Ce fut vers cette époque et dans des circonstances à peu près pareilles que la foi chrétienne s'introduisit en Hongrie à la suite d'un traité de paix. Les Hongrois avaient lassé la patience de leurs voisins, soit en leur faisant directement la guerre, soit en entrant comme auxiliaires dans toutes les révoltes qui les déchiraient. Enfin en 955 les Germains se concertèrent pour exterminer cette nation turbulente. Tandis qu'elle assiégeait la ville d'Augsbourg avec une année qui renfermait toute sa jeunesse, l'empereur Othon Ier, accompagné de forces supérieures, cerna les assiégeants, les culbuta soit contre la ville, soit contre la rivière du Lech, qui la traverse, et, refusant de les recevoir à composition, ne leur laissa que le choix de leur mort. Leurs deux chefs, Léel et Bulchu, furent pendus au gibet de Ratisbonne[667], ainsi que je l'ai raconté plus haut. Cette terrible défaite abattit l'audace des Magyars qui demandèrent la paix en suppliant; mais l'empereur Othon, après de longs refus, ne l'accorda qu'à la condition qu'ils se feraient chrétiens, ou du moins qu'ils ouvriraient leur territoire au christianisme. Les féroces Magyars reçurent donc des missionnaires, laissèrent construire chez eux des églises, eurent des prêtres et des évêques, mais ne se firent point chrétiens. Leurs prédicateurs périrent presque tous de mort violente, et le duc Toxun, sous le gouvernement duquel avait été conclu le traité, mourut dans l'impénitence païenne. Sous Geiza, son fils et son successeur, le christianisme fit un assez grand pas. Ce duc hongrois, qui paraît avoir eu plusieurs femmes, en aimait une passionnément, et celle-ci, d'un caractère viril et décidé, qui montait à cheval, buvait et se battait comme un homme, avait pris sur lui un ascendant presque absolu.
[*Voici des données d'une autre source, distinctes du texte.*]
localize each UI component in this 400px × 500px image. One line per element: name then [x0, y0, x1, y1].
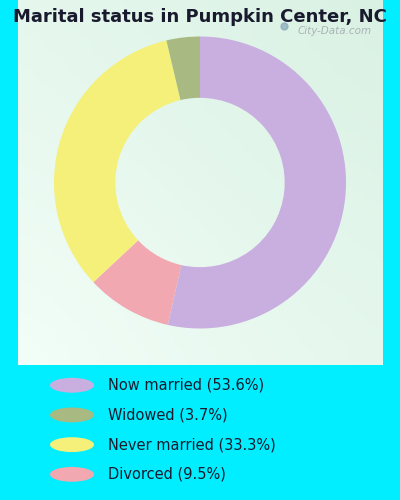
- Circle shape: [50, 467, 94, 482]
- Wedge shape: [166, 36, 200, 100]
- Text: City-Data.com: City-Data.com: [298, 26, 372, 36]
- Wedge shape: [54, 40, 180, 282]
- Circle shape: [50, 437, 94, 452]
- Text: Marital status in Pumpkin Center, NC: Marital status in Pumpkin Center, NC: [13, 8, 387, 26]
- Text: Widowed (3.7%): Widowed (3.7%): [108, 408, 228, 422]
- Circle shape: [50, 408, 94, 422]
- Circle shape: [50, 378, 94, 392]
- Wedge shape: [93, 240, 181, 325]
- Wedge shape: [168, 36, 346, 329]
- Text: Now married (53.6%): Now married (53.6%): [108, 378, 264, 393]
- Text: Divorced (9.5%): Divorced (9.5%): [108, 467, 226, 482]
- Text: Never married (33.3%): Never married (33.3%): [108, 437, 276, 452]
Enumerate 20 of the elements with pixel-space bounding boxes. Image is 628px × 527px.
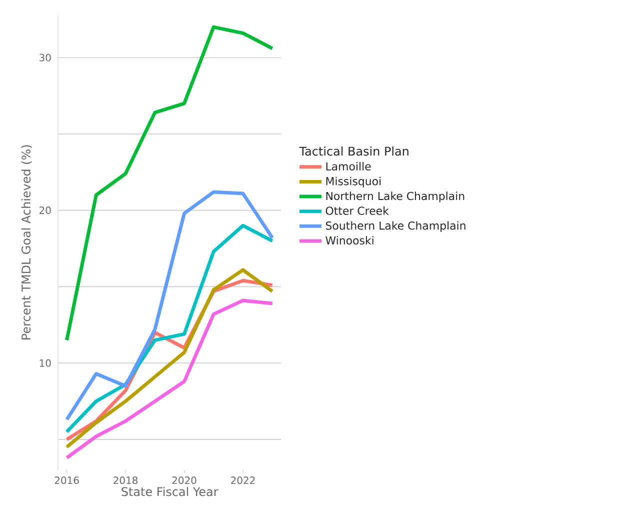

Elle était fille de Gyla, duc de Transylvanie, se nommait Sarolt, et avait reçu des Slaves, à cause de sa grande beauté, le surnom de _Beleghnegini_[668], c'est-à-dire la belle maîtresse. Un beau jour, elle se convertit, et bientôt après Geiza fut baptisé.
[Note 667: Mala morte ut digni erant mulctati sunt; suspendio namque crepuerunt. Witichind. _Chron._, 3, ad ann. 955.--Suspensi patibulis. Hepidan. Monach. eod ann.]
[Note 668: Voir plus haut les _Légendes et Traditions germaniques_.--Cf. Pray, p. 376 et seqq.]